Queenie and Steve, who came together unexpectedly, fly apart when she joins the anti-whaling group and he cannot share its extremism. Although they do not remain separated at the end, their future is obscure.

Shallows is a dense and interesting novel, its sombre themes lightened by considerable humour. Perhaps it packs a bit too much incident and detail for its length and shape, but generosity is a desirable trait in a first-rate young writer.

Goodbye Golidlocks is the first novel of a distinguished Australian actor who, since 1966, has lived and worked in the United Kingdom. Its time would seem to be the 1950s, or perhaps a little later.

I am assured by Catholic friends that some convents and some nuns of that period were very like those Arthy describes. An article by Mary Rose Liverani about Sancta Sophia College in Sydney University, suggests that some convents, and some nuns, remain ‘unappealing’. (Good Weekend, Sydney Morning Herald Magazine, Nov. 3 1984.) Liverani wrote:

Present and past students are grateful for the intellectual freedom that prevails at the college. ‘Frankly I would have lapsed if it hadn't been for Sancta.’ Sonja Lyneham told me. ‘One doesn't want to be unkind to the Irish nuns running our country schools but the ignorance and bigotry, it was ... unappealing.

I must, then, accept a good deal of what Judith Arthy says happened to her central figure in a Brisbane convent. But the parental inadequacies that severely affect the girl concerned, and her father's ‘solution’ for the problems of his plainly neurotic daughter who, as the reader and her mother know, is plainly psychotic also, are too melodramatic for me to believe as, too, is the final tragedy.
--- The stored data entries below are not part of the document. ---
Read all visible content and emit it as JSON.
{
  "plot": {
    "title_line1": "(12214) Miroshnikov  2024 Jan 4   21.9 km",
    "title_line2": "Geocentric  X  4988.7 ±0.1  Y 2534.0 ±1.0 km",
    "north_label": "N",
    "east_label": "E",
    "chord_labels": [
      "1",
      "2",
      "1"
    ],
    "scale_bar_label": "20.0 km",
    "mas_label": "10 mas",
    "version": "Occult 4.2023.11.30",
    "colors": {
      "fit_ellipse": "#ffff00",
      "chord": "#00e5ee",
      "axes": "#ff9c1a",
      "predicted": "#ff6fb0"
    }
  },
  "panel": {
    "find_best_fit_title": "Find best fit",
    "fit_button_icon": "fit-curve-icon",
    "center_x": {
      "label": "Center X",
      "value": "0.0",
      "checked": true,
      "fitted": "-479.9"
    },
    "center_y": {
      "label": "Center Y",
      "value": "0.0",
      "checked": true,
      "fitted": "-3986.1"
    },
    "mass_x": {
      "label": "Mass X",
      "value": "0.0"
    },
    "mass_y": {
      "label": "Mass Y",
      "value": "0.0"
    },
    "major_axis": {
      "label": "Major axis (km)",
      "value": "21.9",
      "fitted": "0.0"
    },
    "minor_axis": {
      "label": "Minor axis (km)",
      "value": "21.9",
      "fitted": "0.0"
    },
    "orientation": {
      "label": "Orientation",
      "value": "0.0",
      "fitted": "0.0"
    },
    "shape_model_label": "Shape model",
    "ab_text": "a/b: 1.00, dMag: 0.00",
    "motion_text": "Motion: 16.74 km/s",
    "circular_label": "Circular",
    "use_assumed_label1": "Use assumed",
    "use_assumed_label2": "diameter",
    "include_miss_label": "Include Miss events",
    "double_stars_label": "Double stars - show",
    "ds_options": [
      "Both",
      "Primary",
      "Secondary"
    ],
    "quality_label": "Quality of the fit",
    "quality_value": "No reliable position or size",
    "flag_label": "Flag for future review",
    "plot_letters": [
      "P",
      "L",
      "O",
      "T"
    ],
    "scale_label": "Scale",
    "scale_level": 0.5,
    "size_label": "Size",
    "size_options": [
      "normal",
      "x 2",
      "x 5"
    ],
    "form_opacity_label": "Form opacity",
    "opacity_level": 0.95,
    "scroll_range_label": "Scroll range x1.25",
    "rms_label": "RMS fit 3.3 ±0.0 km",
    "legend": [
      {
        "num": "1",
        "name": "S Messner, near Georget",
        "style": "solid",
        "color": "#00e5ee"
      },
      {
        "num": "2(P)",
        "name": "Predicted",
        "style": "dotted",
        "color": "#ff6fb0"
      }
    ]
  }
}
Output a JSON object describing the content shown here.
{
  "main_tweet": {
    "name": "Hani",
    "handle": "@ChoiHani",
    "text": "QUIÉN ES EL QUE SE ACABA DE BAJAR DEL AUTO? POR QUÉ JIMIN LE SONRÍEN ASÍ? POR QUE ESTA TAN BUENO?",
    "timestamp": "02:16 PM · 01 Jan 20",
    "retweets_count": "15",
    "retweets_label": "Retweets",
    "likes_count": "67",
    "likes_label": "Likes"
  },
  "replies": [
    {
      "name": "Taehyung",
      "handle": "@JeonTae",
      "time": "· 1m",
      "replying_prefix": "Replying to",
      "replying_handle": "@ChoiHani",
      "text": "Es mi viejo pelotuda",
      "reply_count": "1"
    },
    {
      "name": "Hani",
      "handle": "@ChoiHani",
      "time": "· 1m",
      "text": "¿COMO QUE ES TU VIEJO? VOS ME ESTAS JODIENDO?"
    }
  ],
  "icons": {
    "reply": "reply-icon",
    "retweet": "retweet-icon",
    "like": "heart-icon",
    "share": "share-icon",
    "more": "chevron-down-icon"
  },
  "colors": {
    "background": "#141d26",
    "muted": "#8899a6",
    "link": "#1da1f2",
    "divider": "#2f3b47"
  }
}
Admittedly, for all I know this is a true story. Many true stories defy belief and sound incredible. The art of the novelist is in presenting the incredibilities and exaggerations of real life in ways to which readers can relate, and that they may accept. Tim Winton can do this with skill and panache. Judith Arthy, who is now working on ‘an historical novel set in Queensland’, has much to learn.